ストップウォッチの部分で傑出したのは福岡工大城東の捕手・山川だ。イニング間の二塁送球での最速は1.85秒。思わず声が出る速さだ。しかし、次のイニング前はもっと凄かった。残念なことに私はストップウォッチを押していないが、隣り合ったスポーツライター・西尾典文の計測は1.77秒。西尾さんは「速すぎるかな」と首をひねるが、前にいたヤクルトスカウト・岡林洋一氏のストップウォッチは1.74秒を示していた。超高校級の強肩と言っていいだろう。
ただ、捕球するとき体勢を大きく左(右打者が立つ方向)に移し、さらにベース前から投げるのでタイムは幾らか“水増し”になっている。今年の中日の新人、桂依央利も大阪商業大時代にやっていた癖だが、実戦ではこういう態勢はほとんど作れないので、早めにノーマルなものに直してほしい。
九州国際大付の捕手・清水の前評判は山川以上に高かったが、実際のプレーを見るとかなり荒削りだ。イニング間の二塁送球タイムは最速で1.98秒。十分速いが、全力で投げると高めに抜ける気配があり、本人もそれを恐れているのか腕の振りが硬い。ワンバウンド送球も少なからずあり、この部分では山川に軍配が上がった。

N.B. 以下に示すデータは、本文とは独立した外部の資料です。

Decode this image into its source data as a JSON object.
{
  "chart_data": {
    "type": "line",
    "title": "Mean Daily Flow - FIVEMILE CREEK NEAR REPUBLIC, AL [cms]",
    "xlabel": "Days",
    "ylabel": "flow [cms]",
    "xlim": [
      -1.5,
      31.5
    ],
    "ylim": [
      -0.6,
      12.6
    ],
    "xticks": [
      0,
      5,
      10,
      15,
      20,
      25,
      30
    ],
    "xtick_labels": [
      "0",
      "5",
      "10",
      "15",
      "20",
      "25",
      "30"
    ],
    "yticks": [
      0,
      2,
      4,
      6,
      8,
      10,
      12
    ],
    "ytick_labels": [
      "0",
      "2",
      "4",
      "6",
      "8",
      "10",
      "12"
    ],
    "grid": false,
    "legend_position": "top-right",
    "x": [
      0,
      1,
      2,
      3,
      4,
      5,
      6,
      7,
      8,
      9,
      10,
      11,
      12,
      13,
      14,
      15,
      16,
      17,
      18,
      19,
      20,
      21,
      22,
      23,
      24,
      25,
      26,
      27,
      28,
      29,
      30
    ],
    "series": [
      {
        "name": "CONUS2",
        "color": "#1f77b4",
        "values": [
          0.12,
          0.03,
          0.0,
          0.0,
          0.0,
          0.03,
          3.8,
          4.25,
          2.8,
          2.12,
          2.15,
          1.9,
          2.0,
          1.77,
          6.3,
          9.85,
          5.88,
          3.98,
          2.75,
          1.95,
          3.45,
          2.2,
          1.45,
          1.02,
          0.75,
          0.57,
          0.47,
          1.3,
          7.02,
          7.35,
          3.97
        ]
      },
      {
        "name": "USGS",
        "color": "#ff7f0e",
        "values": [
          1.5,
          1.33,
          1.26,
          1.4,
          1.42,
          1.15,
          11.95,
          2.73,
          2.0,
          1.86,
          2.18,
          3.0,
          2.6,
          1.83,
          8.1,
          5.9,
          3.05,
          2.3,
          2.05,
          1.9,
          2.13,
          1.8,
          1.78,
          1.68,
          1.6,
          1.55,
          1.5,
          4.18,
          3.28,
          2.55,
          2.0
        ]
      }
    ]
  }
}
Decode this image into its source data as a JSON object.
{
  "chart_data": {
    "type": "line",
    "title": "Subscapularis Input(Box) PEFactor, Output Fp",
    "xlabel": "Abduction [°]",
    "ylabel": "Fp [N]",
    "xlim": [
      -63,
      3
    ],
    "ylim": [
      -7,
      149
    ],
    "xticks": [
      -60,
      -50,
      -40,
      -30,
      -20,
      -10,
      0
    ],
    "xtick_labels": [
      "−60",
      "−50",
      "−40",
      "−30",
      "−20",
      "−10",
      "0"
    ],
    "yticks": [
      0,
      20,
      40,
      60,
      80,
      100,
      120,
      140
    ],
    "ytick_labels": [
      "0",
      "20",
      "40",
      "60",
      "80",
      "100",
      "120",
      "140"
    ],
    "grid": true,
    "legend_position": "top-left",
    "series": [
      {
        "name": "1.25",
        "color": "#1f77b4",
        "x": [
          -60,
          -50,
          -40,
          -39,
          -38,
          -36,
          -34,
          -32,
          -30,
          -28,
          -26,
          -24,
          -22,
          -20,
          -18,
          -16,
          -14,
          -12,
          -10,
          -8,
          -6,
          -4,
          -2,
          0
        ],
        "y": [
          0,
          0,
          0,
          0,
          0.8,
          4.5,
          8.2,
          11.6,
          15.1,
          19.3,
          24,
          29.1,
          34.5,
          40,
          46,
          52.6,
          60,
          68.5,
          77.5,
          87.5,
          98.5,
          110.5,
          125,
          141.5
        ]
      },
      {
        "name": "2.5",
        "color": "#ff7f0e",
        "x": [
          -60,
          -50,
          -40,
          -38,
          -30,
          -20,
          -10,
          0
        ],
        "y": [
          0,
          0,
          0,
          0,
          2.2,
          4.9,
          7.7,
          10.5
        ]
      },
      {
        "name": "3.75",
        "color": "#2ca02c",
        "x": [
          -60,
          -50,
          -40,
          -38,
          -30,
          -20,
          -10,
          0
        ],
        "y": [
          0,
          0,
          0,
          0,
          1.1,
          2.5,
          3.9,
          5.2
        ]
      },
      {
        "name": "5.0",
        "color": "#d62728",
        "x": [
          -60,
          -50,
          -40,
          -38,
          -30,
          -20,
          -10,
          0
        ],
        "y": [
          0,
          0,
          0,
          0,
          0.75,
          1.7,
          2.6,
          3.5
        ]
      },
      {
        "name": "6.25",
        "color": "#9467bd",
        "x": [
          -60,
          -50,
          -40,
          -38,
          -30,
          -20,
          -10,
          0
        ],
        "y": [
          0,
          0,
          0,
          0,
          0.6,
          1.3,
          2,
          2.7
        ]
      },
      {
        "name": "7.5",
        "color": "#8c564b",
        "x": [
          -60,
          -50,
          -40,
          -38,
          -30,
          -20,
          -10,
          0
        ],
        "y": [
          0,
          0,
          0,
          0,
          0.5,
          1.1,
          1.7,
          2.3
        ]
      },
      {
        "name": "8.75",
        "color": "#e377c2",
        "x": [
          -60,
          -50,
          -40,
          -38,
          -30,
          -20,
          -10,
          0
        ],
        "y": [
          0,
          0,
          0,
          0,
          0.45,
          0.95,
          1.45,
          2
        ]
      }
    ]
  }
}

打撃は山川が変化球打ちに課題を残し、清水はタイミングをどう取ったらいいのか迷いの中にいるように見えた。清水を見て真っ先に思い出したのが原俊介(元巨人)で、大田泰示(巨人)の名前もすぐ続いた。体の素質は申し分ないが、技術的な部分での迷いが深い未完の大器。ここをどう克服していくのかまことに興味深い。
遊撃手2人は好対照だった。江良はなぜ名簿に名前がないのか首をひねった。シートノックのときから動きのよさが際立ち、西尾さんと「あのショートいいね」と言い合った。まだ2年生なので見る機会はまだありそうだ。
九州国際大付の古澤は気持ちが表に100パーセント出るガッツマンで、4打数4安打5打点とチームを牽引した。第1打席の三塁打はスライダーの落ち際(三塁到達11.89秒)、第2打席の左前打は中に甘く入ってくるカーブ(送球間に二進と好走塁も)、第3打席の3ランは抜けた内角ストレート、第4打席の中前打は高めストレートと緩急に強いところを見せた。課題は特徴のない遊撃守備だけだ。
彼ら以外では九州国際大付の山本の打撃が出色だった。父親が元巨人などでプレーして、ロッテ監督を5年務めた山本功児氏と一部スポーツ紙で紹介されているので、ああ、と頷かれる方もいるだろう。
父親が左の巧打者なら、息子・武白志(むさしと読む)は右打席からの強打に特徴がある。2死二、三塁の場面で打席に立った第2打席は、フルカウントからストライクを取りにきた甘いカーブを振り抜いて高々とした軌道でレフトスタンド向うの崖に放り込んだ。来年は江良ととともに騒がれる存在になっているだろう。